What happens when over a hundred billion dollars in borrowed cash gets plunged into infrastructure spending and it fails to kick-start the economy? According to this administration, spend another $50 billion on the same failed policy. Barack Obama will unveil his new economic stimulus plan in Wisconsin today, while Russ Feingold looks for a place to hide:
US President Barack Obama unveils plans Monday to spend at least 50 billion dollars to expand and renew US roads, railways and airports, in a fresh bid to fire up sluggish economic growth.
Obama, under intense pressure over November’s mid-term congressional elections in which his Democrats fear heavy losses, was set to make the announcement in a speech in Wisconsin, an official said. …
A White House official said that the “bold” infrastructure plan will be front loaded and make significant investments in the first year, in a bid to stimulate the sagging economy and boost jobs growth.
It appeared unlikely however that Obama could get the plan passed through Congress before the mid-term elections.
Don’t be too sure it won’t pass Congress before November. Transportation bills like this give Capitol Hill denizens plenty of opportunity to get pork for their home districts and states. In this election cycle, pork may be all Democrats can use as an argument for re-election. They certainly larded the first stimulus bill with plenty of home-town pork, and with $50 billion more in borrowed cash, don’t expect them to be shy the second time around.

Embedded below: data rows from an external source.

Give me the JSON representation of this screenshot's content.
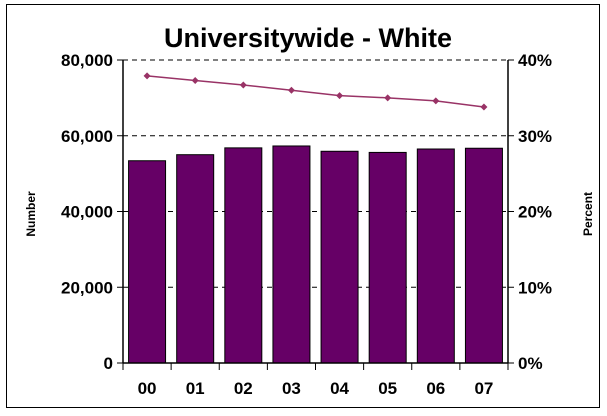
{
  "chart_data": {
    "type": "bar",
    "title": "Universitywide - White",
    "xlabel": "",
    "ylabel": "Number",
    "y2label": "Percent",
    "categories": [
      "00",
      "01",
      "02",
      "03",
      "04",
      "05",
      "06",
      "07"
    ],
    "series": [
      {
        "type": "bar",
        "axis": "left",
        "values": [
          53400,
          55000,
          56800,
          57300,
          55900,
          55600,
          56500,
          56700
        ]
      },
      {
        "type": "line",
        "axis": "right",
        "values": [
          0.379,
          0.373,
          0.367,
          0.36,
          0.353,
          0.35,
          0.346,
          0.338
        ]
      }
    ],
    "ylim": [
      0,
      80000
    ],
    "y2lim": [
      0,
      0.4
    ],
    "yticks": [
      "0",
      "20,000",
      "40,000",
      "60,000",
      "80,000"
    ],
    "y2ticks": [
      "0%",
      "10%",
      "20%",
      "30%",
      "40%"
    ],
    "grid": "dashed-horizontal",
    "colors": {
      "bar": "#660066",
      "line": "#993366",
      "grid": "#000000"
    }
  }
}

However, don’t expect it to work, either. The original Porkulus had $105 billion in so-called “infrastructure investments,” and none of it produced any economic growth. Transportation accounted for $48 billion; energy infrastructure and R&D got the same amount of money. Housing got $10 billion. Front loaded or not, the money got allocated and borrowed, and we’re back to flatlining economic growth just eighteen months later — only now we have a lot more debt on top of the other problems we had.
Just a few days ago, Obama called for new ideas on how to restart American growth. So far, all he’s offering us is the same failed and expensive Keynesianism that he tried in February 2009. This is a White House in desperate need of a Plan B, which instead insists on retrying Plan A over and over again in the hope that it might work once.
Update: Commenter PattyJ wonders if anyone actually saw “infrastructure” being built from the original Porkulus. Sure, I did; I did a couple of driving trips through Minnesota, Iowa, Wisconsin, Kansas, and Missouri over the past year and saw plenty of ARRA signs on road construction projects. One local project closed an important freeway interchange for two months when it didn’t even have surface issues to repair. Most of them were just accelerated wish-list projects that were not needed and didn’t produce any lasting jobs at all. That was certainly the case for that remodeled interchange.